Humanoid robots require diverse motor skills to integrate into complex environments, but bridging the kinematic and dynamic embodiment gap from human data remains a major bottleneck. We demonstrate through Hessian analysis that traditional optimization-based retargeting is inherently non-convex and prone to local optima, leading to physical artifacts like joint jumps and self-penetration. To address this, we reformulate the targeting problem as learning data distribution rather than optimizing optimal solutions, where we propose NMR, a Neural Motion Retargeting framework that transforms static geometric mapping into a dynamics-aware learned process. We first propose Clustered-Expert Physics Refinement (CEPR), a hierarchical data pipeline that leverages VAE-based motion clustering to group heterogeneous movements into latent motifs. This strategy significantly reduces the computational overhead of massively parallel reinforcement learning experts, which project and repair noisy human demonstrations onto the robot's feasible motion manifold. The resulting high-fidelity data supervises a non-autoregressive CNN-Transformer architecture that reasons over global temporal context to suppress reconstruction noise and bypass geometric traps. Experiments on the Unitree G1 humanoid across diverse dynamic tasks (e.g., martial arts, dancing) show that NMR eliminates joint jumps and significantly reduces self-collisions compared to state-of-the-art baselines. Furthermore, NMR-generated references accelerate the convergence of downstream whole-body control policies, establishing a scalable path for bridging the human-robot embodiment gap.

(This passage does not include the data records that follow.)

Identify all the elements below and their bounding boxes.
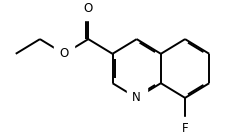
- Text: F: F: [182, 122, 188, 135]
- Text: N: N: [132, 91, 141, 104]
- Text: O: O: [59, 47, 69, 60]
- Text: O: O: [84, 2, 93, 15]
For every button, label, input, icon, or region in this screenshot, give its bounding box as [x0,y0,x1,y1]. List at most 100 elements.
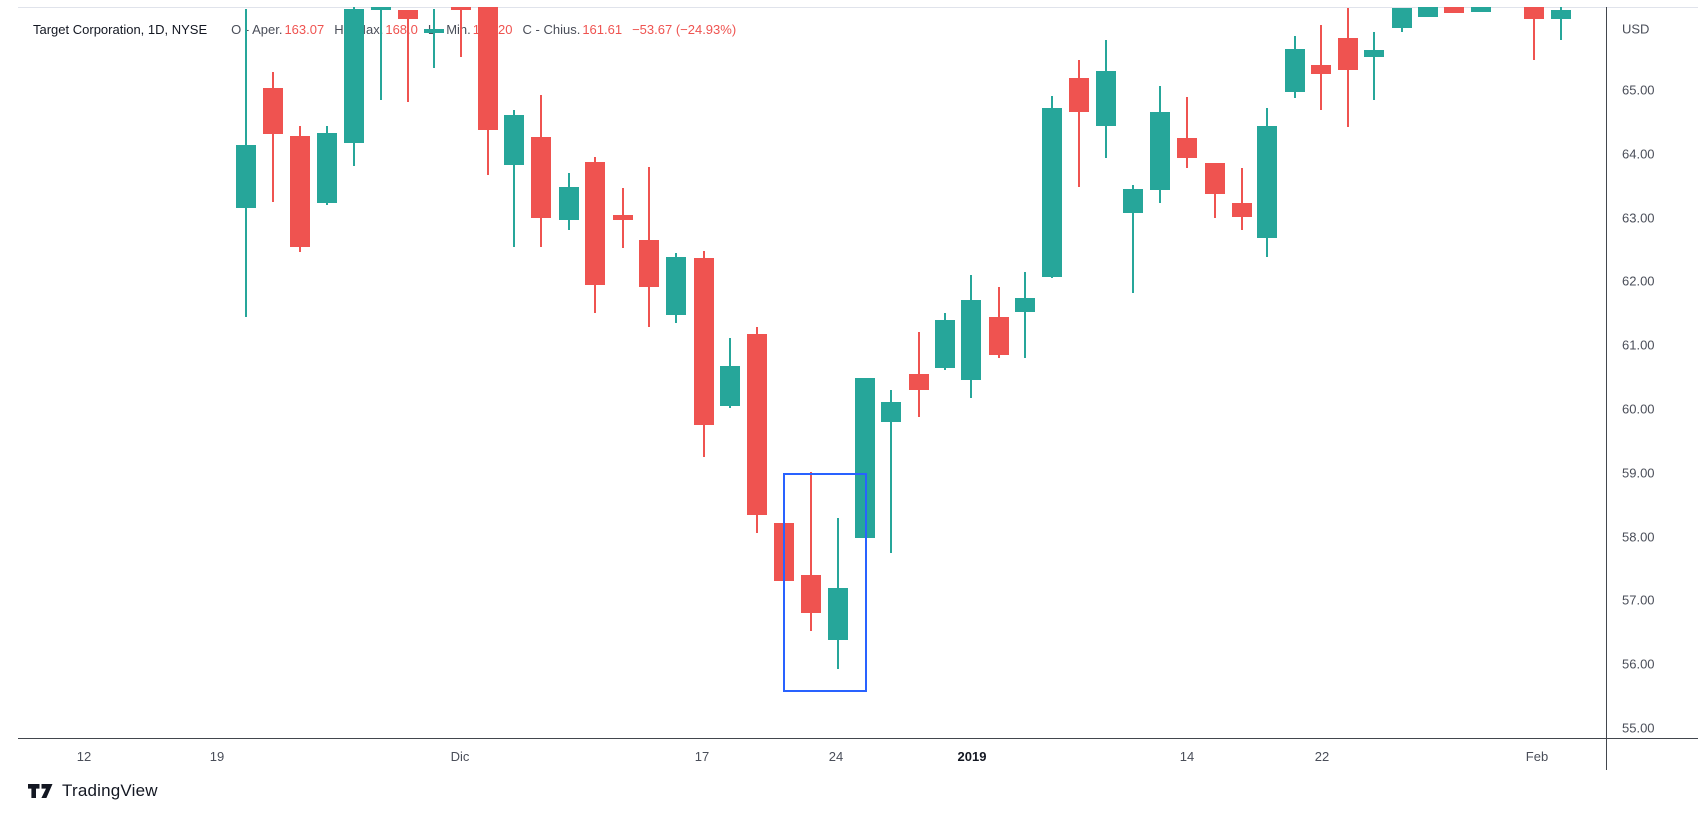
candle-body [1285,49,1305,92]
candle-body [424,28,444,33]
candle-body [585,162,605,286]
price-tick-label: 65.00 [1622,82,1655,98]
candle-body [1096,70,1116,126]
time-axis[interactable]: 12 19 Dic 17 24 2019 14 22 Feb [0,739,1698,773]
candle-wick [810,472,812,632]
candle-body [263,88,283,134]
candlestick-plot-area[interactable] [0,7,1606,738]
time-axis-label: 19 [209,749,225,764]
candle-body [1551,9,1571,20]
candle-wick [433,8,435,69]
candle-wick [1132,185,1134,293]
price-tick-label: 64.00 [1622,146,1655,162]
candle-body [1177,137,1197,159]
candle-body [478,7,498,131]
candle-body [1042,107,1062,277]
close-value: 161.61 [582,22,623,37]
candle-body [1364,49,1384,57]
candle-wick [380,7,382,101]
candle-body [613,215,633,221]
candle-body [1069,77,1089,112]
time-axis-label: 14 [1179,749,1195,764]
candle-body [1392,8,1412,29]
time-axis-label: 17 [694,749,710,764]
candle-body [1471,7,1491,13]
price-axis-border [1606,7,1607,770]
candle-body [1444,7,1464,13]
candle-body [559,186,579,221]
candle-body [747,333,767,515]
candle-wick [1533,7,1535,61]
candle-wick [272,72,274,203]
tradingview-logo-mark [28,783,53,798]
candle-body [881,401,901,422]
price-tick-label: 61.00 [1622,337,1655,353]
candle-body [236,144,256,209]
price-tick-label: 55.00 [1622,720,1655,736]
candle-body [1257,125,1277,238]
candle-body [855,377,875,538]
price-tick-label: 57.00 [1622,592,1655,608]
candle-body [290,135,310,247]
change-value: −53.67 (−24.93%) [632,22,737,37]
price-tick-label: 56.00 [1622,656,1655,672]
candle-body [961,299,981,381]
candle-body [828,588,848,640]
candle-body [1418,7,1438,18]
candle-wick [460,7,462,57]
candle-body [639,239,659,288]
open-value: 163.07 [284,22,325,37]
candle-wick [1078,60,1080,187]
time-axis-label: 2019 [957,749,987,764]
candle-body [989,317,1009,355]
candle-body [531,137,551,219]
candle-wick [513,109,515,247]
price-axis[interactable]: USD 65.00 64.00 63.00 62.00 61.00 60.00 59.00 5… [1606,0,1698,738]
candle-body [451,7,471,11]
candle-body [666,257,686,316]
candle-body [1205,162,1225,194]
candle-wick [1186,97,1188,168]
time-axis-label: Feb [1525,749,1549,764]
candle-wick [1024,272,1026,358]
time-axis-label: 24 [828,749,844,764]
price-tick-label: 62.00 [1622,273,1655,289]
candle-body [935,320,955,369]
close-label: C - Chius. [522,22,581,37]
symbol-title[interactable]: Target Corporation, 1D, NYSE [33,22,208,37]
price-tick-label: 63.00 [1622,210,1655,226]
candle-wick [1373,31,1375,101]
candle-body [1311,65,1331,75]
price-tick-label: 59.00 [1622,465,1655,481]
time-axis-label: 22 [1314,749,1330,764]
candle-body [504,114,524,166]
time-axis-label: Dic [450,749,470,764]
candle-body [1524,7,1544,20]
open-label: O - Aper. [231,22,283,37]
candle-body [398,10,418,20]
tradingview-logo-text: TradingView [62,781,158,800]
high-value: 168.0 [385,22,418,37]
candle-wick [407,10,409,103]
candle-wick [1560,7,1562,41]
candle-body [1123,188,1143,214]
candle-body [909,373,929,390]
price-axis-currency-label: USD [1622,21,1650,37]
candle-wick [1241,167,1243,230]
candle-body [1150,111,1170,191]
drawing-rectangle-annotation[interactable] [783,473,867,692]
candle-body [1015,297,1035,313]
time-axis-border [18,738,1698,739]
candle-body [1338,37,1358,71]
candle-body [801,574,821,614]
time-axis-label: 12 [76,749,92,764]
price-tick-label: 58.00 [1622,529,1655,545]
tradingview-logo[interactable]: TradingView [28,781,158,801]
candle-body [317,132,337,203]
candle-body [694,257,714,425]
candle-wick [890,389,892,554]
candle-body [371,7,391,11]
price-tick-label: 60.00 [1622,401,1655,417]
chart-top-border [18,7,1698,8]
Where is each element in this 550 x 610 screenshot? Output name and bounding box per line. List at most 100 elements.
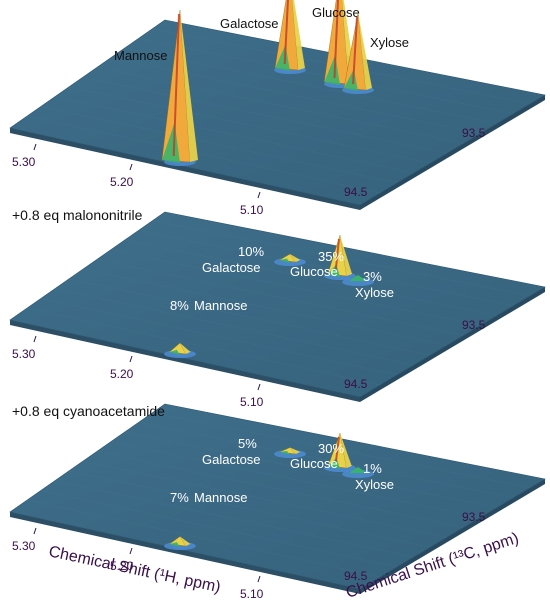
peak-ridge bbox=[333, 0, 340, 79]
x-tick-mark bbox=[33, 527, 37, 535]
x-tick-mark bbox=[129, 547, 133, 555]
peak-label-galactose: Galactose bbox=[220, 16, 279, 31]
peak-cone-side bbox=[180, 343, 191, 354]
peak-label-glucose: Glucose bbox=[312, 5, 360, 20]
x-tick-mark bbox=[33, 335, 37, 343]
surface-noise-line bbox=[124, 431, 497, 508]
x-tick-mark bbox=[257, 191, 261, 199]
peak-cone-side bbox=[180, 10, 198, 162]
peak-cone-side bbox=[180, 536, 191, 546]
spectrum-surface bbox=[9, 403, 546, 590]
surface-noise-line bbox=[26, 115, 381, 194]
y-tick-label: 94.5 bbox=[344, 569, 368, 583]
surface-noise-line bbox=[68, 86, 431, 164]
peak-ridge bbox=[172, 13, 180, 157]
surface-noise-line bbox=[138, 230, 514, 306]
y-tick-label: 93.5 bbox=[462, 126, 486, 140]
surface-noise-line bbox=[68, 470, 431, 548]
surface-noise-line bbox=[40, 490, 398, 568]
surface-noise-line bbox=[110, 441, 481, 518]
x-tick-label: 5.20 bbox=[110, 175, 134, 189]
surface-front-edge bbox=[10, 512, 360, 594]
surface-noise-line bbox=[54, 288, 414, 366]
surface-noise-line bbox=[40, 298, 398, 376]
surface-side-edge bbox=[360, 287, 545, 402]
peak-label-glucose: Glucose bbox=[290, 264, 338, 279]
surface-noise-line bbox=[54, 480, 414, 558]
surface-noise-line bbox=[138, 422, 514, 498]
spectrum-panel-2: 8% Mannose 10%Galactose 35%Glucose 3%Xylose 5… bbox=[9, 211, 546, 409]
peak-percent-glucose: 30% bbox=[318, 441, 344, 456]
x-tick-label: 5.30 bbox=[12, 347, 36, 361]
peak-percent-xylose: 3% bbox=[363, 269, 382, 284]
peak-percent-mannose: 8% bbox=[170, 298, 189, 313]
panel-label-cyanoacetamide: +0.8 eq cyanoacetamide bbox=[12, 403, 165, 419]
peak-label-mannose: Mannose bbox=[194, 298, 247, 313]
peak-cone-side bbox=[290, 447, 301, 454]
spectrum-panel-1: Mannose Galactose Glucose Xylose 5.30 5.20 5.1… bbox=[9, 0, 546, 217]
peak-cone-side bbox=[358, 13, 372, 90]
x-tick-label: 5.10 bbox=[240, 587, 264, 601]
peak-cone-side bbox=[340, 433, 352, 468]
surface-front-edge bbox=[10, 320, 360, 402]
peak-label-xylose: Xylose bbox=[355, 285, 394, 300]
peak-ridge bbox=[283, 0, 289, 65]
x-tick-mark bbox=[257, 575, 261, 583]
peak-small-green bbox=[349, 275, 367, 281]
surface-noise-line bbox=[96, 67, 464, 144]
surface-noise-line bbox=[40, 106, 398, 184]
x-tick-mark bbox=[33, 143, 37, 151]
surface-noise-line bbox=[96, 451, 464, 528]
surface-noise-line bbox=[110, 249, 481, 326]
x-tick-mark bbox=[129, 163, 133, 171]
x-tick-mark bbox=[129, 355, 133, 363]
surface-noise-line bbox=[82, 460, 448, 538]
surface-side-edge bbox=[360, 95, 545, 210]
peak-ridge bbox=[334, 436, 340, 463]
peak-percent-xylose: 1% bbox=[363, 461, 382, 476]
surface-noise-line bbox=[82, 268, 448, 346]
surface-front-edge bbox=[10, 128, 360, 210]
spectrum-panel-3: 7% Mannose 5%Galactose 30%Glucose 1%Xylose 5.… bbox=[9, 403, 546, 601]
y-tick-label: 93.5 bbox=[462, 318, 486, 332]
peak-cone-side bbox=[290, 254, 301, 262]
surface-noise-line bbox=[68, 278, 431, 356]
spectrum-surface bbox=[9, 19, 546, 206]
peak-base-shadow bbox=[342, 278, 374, 286]
peak-label-xylose: Xylose bbox=[370, 35, 409, 50]
surface-noise-line bbox=[54, 96, 414, 174]
x-tick-label: 5.10 bbox=[240, 203, 264, 217]
surface-side-edge bbox=[360, 479, 545, 594]
peak-percent-galactose: 10% bbox=[238, 244, 264, 259]
peak-cone-base-green bbox=[169, 542, 180, 547]
x-tick-label: 5.20 bbox=[110, 367, 134, 381]
peak-label-mannose: Mannose bbox=[114, 48, 167, 63]
x-tick-mark bbox=[257, 383, 261, 391]
surface-noise-line bbox=[124, 47, 497, 124]
peak-base-shadow bbox=[342, 470, 374, 478]
x-tick-label: 5.30 bbox=[12, 155, 36, 169]
peak-cone-side bbox=[340, 235, 353, 276]
x-tick-label: 5.20 bbox=[110, 559, 134, 573]
surface-noise-line bbox=[26, 499, 381, 578]
peak-percent-glucose: 35% bbox=[318, 249, 344, 264]
peak-label-xylose: Xylose bbox=[355, 477, 394, 492]
surface-noise-line bbox=[82, 76, 448, 154]
x-tick-label: 5.30 bbox=[12, 539, 36, 553]
peak-percent-mannose: 7% bbox=[170, 490, 189, 505]
peak-label-galactose: Galactose bbox=[202, 260, 261, 275]
peak-cone-base-green bbox=[279, 450, 290, 455]
y-tick-label: 94.5 bbox=[344, 377, 368, 391]
surface-noise-line bbox=[110, 57, 481, 134]
peak-label-glucose: Glucose bbox=[290, 456, 338, 471]
x-tick-label: 5.10 bbox=[240, 395, 264, 409]
peak-label-galactose: Galactose bbox=[202, 452, 261, 467]
peak-cone-base-green bbox=[169, 349, 180, 355]
peak-small-green bbox=[349, 467, 367, 473]
surface-noise-line bbox=[124, 239, 497, 316]
peak-cone-side bbox=[292, 0, 305, 70]
spectrum-surface bbox=[9, 211, 546, 398]
peak-label-mannose: Mannose bbox=[194, 490, 247, 505]
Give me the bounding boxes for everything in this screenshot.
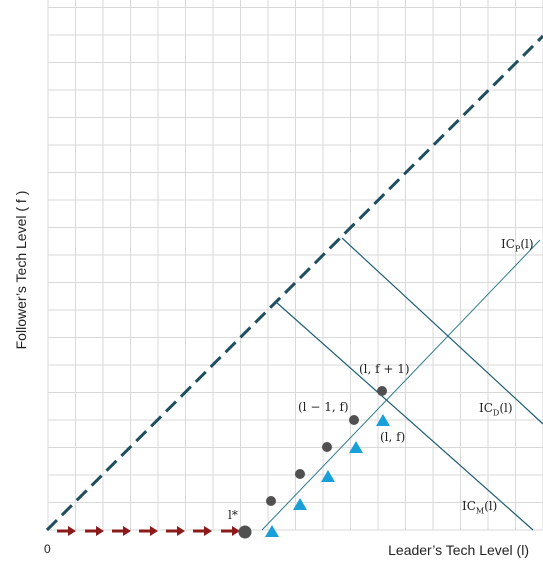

翻译：人形机器人需要多样的运动技能才能融入复杂的环境中，但从人类数据中弥合运动学和动力学具身差异仍是一个主要瓶颈。通过Hessian分析，我们证明传统的基于优化的重定向方法本质上是非凸的，容易陷入局部最优解，从而导致关节跳跃和自穿透等物理伪影。为解决此问题，我们将重定向问题重新定义为学习数据分布而非优化最优解，并提出了神经运动重定向框架NMR，该框架将静态几何映射转化为动力学感知的学习过程。我们首先提出聚类专家物理精化方法CEPR，这是一种分层数据管道，利用基于VAE的运动聚类将异质运动分组为潜在模式。该策略显著降低了大规模并行强化学习专家的计算开销，这些专家将嘈杂的人类演示投影并修复到机器人的可行运动流形上。由此产生的高保真数据用于训练一个非自回归的CNN-Transformer架构，该架构通过全局时序上下文推理来抑制重建噪声并规避几何陷阱。在宇树G1人形机器人上的多种动态任务（如武术、舞蹈）实验表明，与最先进的基线方法相比，NMR消除了关节跳跃并显著减少了自碰撞。此外，NMR生成的参考信号加速了下游全身控制策略的收敛，为弥合人机具身差距建立了一条可扩展的路径。